Isn't one of the defining elements of oil that it's not water, though? 
_
Olía er vökvakennt efni._ <--- This one works.

_Tasmaníutígurinn var úlfslíkt pokadýr._ <--- I'd use _-líkt_ here instead of _-kenndur_.


----------



## Gavril

NoMoreMrIceGuy said:


> Isn't one of the defining elements of oil that it's not water, though?
> _
> Olía er vökvakennt efni._ <--- This one works.
> 
> _Tasmaníutígurinn var úlfslíkt pokadýr._ <--- I'd use _-líkt_ here instead of _-kenndur_.
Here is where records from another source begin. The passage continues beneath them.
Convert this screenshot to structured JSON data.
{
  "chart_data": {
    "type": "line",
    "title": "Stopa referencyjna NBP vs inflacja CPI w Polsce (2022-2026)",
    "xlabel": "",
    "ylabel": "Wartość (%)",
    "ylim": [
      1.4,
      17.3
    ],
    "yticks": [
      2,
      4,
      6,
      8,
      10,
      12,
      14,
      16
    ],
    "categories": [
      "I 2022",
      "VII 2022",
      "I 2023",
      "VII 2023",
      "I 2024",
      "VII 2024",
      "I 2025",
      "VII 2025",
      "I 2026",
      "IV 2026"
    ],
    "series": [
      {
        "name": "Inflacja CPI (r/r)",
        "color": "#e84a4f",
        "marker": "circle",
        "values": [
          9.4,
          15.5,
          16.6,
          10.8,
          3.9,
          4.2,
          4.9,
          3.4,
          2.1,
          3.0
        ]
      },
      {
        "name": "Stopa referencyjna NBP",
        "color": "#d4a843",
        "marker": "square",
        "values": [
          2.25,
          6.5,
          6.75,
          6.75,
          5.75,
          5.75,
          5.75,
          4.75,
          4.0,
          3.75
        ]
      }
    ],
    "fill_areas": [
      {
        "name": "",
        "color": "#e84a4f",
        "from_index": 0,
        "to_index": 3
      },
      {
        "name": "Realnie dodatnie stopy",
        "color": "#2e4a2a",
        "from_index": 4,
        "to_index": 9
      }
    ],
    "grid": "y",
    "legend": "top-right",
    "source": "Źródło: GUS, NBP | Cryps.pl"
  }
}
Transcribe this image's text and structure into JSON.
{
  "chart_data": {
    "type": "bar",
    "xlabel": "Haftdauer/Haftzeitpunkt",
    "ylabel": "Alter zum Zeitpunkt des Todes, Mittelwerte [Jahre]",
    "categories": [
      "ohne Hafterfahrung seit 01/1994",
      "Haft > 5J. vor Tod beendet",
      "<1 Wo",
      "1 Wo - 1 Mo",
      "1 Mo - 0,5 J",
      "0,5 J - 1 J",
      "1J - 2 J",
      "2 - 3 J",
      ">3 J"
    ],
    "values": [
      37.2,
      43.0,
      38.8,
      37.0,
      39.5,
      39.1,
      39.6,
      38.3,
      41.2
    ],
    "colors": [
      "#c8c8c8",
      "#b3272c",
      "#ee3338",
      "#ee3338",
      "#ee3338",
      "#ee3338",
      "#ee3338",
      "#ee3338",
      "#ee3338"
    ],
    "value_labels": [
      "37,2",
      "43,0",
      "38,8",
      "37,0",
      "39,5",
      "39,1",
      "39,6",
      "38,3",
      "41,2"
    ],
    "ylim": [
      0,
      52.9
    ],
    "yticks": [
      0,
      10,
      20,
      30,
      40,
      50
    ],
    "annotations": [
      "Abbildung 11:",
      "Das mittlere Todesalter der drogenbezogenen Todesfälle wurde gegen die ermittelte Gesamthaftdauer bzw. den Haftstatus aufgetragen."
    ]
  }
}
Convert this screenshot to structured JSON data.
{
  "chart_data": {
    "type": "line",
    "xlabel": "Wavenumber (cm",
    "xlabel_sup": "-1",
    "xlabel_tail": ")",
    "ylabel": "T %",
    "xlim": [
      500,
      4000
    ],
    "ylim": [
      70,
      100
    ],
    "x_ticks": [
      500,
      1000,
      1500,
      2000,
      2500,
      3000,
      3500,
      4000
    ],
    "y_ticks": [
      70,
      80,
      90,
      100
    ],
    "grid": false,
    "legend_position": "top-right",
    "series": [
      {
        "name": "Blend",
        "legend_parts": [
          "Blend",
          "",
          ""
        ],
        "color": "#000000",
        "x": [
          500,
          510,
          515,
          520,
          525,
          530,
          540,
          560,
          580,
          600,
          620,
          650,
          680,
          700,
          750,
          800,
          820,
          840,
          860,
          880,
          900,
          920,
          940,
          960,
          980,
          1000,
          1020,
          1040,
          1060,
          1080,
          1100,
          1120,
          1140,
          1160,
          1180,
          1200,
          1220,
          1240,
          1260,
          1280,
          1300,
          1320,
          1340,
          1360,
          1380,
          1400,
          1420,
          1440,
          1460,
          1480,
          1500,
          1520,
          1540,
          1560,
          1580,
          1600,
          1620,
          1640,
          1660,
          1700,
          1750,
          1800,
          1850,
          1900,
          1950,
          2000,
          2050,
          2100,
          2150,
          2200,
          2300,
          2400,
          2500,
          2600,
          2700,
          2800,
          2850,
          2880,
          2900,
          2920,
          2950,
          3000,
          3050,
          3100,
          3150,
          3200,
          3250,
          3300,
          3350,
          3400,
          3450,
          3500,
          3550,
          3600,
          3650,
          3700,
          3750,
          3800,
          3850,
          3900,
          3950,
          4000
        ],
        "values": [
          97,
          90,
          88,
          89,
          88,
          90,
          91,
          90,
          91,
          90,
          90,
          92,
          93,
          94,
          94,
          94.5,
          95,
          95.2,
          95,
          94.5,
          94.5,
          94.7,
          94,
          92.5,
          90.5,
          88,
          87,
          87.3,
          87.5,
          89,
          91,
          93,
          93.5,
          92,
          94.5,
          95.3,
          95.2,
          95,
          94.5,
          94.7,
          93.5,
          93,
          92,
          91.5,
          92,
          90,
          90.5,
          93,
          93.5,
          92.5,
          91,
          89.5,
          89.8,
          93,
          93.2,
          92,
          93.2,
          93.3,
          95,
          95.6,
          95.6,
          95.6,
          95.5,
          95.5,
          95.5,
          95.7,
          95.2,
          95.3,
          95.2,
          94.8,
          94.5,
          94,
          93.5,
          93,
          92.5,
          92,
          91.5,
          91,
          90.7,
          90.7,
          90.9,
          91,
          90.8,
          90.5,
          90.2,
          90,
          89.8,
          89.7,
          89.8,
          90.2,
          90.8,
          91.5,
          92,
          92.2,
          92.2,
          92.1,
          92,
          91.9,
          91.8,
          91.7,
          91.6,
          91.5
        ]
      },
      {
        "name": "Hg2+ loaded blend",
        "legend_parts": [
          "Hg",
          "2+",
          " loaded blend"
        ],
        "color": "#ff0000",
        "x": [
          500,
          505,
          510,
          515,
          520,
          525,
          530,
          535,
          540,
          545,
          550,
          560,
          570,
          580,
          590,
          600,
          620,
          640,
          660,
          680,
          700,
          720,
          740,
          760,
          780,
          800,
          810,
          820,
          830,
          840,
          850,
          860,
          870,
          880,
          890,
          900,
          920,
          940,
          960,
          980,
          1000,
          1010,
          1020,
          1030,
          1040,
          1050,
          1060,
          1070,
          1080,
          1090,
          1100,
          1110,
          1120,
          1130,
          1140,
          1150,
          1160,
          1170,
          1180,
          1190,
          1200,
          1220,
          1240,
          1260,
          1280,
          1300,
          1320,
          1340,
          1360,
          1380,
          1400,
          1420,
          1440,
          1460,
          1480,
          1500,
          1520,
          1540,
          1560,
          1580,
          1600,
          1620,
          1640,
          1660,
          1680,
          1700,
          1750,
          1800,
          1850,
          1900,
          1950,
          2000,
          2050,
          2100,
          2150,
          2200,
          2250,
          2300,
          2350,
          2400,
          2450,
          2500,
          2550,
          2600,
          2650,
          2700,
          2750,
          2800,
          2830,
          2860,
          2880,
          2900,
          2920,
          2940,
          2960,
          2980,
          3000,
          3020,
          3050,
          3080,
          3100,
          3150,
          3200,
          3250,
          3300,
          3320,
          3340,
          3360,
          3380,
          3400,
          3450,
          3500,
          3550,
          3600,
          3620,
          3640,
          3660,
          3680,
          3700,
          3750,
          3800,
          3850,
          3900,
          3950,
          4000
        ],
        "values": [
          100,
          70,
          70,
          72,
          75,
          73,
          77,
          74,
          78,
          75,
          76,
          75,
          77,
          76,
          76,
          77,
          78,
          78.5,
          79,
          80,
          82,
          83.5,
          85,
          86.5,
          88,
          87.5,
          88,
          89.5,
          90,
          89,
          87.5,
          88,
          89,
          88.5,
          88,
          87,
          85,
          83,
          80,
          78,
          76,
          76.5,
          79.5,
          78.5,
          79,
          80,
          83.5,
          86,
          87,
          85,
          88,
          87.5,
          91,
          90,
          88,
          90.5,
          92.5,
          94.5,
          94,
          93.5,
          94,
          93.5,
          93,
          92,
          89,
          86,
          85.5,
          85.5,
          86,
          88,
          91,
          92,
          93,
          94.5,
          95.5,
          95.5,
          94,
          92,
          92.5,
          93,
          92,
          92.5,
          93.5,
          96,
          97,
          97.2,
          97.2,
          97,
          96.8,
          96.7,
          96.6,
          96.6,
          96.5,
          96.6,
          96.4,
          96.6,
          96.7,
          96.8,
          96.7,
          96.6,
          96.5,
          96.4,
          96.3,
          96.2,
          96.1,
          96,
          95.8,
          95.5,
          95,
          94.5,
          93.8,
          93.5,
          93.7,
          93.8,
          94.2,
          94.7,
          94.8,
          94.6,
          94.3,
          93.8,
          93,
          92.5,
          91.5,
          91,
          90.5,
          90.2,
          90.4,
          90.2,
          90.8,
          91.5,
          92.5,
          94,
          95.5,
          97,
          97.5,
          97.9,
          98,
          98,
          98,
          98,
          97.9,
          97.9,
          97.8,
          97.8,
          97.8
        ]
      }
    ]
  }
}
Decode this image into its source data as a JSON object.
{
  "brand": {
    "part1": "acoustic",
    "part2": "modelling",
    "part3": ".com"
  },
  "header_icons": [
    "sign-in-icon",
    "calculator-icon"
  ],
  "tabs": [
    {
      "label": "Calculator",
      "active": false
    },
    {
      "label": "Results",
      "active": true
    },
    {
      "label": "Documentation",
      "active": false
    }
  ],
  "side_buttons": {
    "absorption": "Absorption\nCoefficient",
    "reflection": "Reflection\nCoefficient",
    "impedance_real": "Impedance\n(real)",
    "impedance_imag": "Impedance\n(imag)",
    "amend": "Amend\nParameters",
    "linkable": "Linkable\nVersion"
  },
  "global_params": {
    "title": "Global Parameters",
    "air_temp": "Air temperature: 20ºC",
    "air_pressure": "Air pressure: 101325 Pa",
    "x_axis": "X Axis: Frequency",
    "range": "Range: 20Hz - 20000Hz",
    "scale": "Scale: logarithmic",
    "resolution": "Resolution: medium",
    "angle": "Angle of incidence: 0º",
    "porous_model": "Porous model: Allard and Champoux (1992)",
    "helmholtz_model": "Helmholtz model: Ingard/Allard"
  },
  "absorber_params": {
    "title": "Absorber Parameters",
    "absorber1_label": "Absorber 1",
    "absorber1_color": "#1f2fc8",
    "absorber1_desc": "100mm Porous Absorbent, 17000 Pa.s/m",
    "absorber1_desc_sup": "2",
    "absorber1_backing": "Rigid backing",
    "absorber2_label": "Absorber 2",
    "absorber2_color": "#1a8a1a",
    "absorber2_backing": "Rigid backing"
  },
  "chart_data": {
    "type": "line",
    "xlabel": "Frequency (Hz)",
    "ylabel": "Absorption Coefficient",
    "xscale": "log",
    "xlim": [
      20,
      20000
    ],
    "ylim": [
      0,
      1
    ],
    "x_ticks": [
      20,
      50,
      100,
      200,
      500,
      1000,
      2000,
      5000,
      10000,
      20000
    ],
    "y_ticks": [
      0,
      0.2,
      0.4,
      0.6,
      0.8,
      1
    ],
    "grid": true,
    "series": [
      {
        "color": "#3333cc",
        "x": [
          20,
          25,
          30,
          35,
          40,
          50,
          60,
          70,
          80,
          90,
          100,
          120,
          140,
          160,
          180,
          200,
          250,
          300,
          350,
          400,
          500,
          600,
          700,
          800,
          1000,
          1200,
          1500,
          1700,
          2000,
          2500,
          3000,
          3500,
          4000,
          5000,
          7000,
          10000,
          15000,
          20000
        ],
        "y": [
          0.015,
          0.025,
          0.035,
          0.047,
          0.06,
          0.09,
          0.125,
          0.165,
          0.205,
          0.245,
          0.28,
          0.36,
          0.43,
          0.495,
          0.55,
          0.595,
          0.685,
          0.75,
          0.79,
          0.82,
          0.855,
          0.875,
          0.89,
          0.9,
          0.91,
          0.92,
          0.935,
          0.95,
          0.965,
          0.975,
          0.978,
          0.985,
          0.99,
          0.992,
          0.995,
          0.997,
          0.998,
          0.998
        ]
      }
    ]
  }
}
Hmm, still not sure that I understand.  How about these sentences:


_Vatn er vökvakennt efni.

Þó hann er fjörutíu ára gamall, hegðun hans er enn barnskennd.
_
_Hlynur er mjög laufskennt tré. _(= it has a lot of leaves)

_Edik er sýrukenndur vökvi._

_Vestmannaeyjar eru eldvirknikennt / eldstöðvarkennt svæði._


Or maybe Tazzler and Alxmrphi can point me to a section of an Icelandic grammar book where _-kenndur _adjectives are discussed?

Þakkir/Takk


----------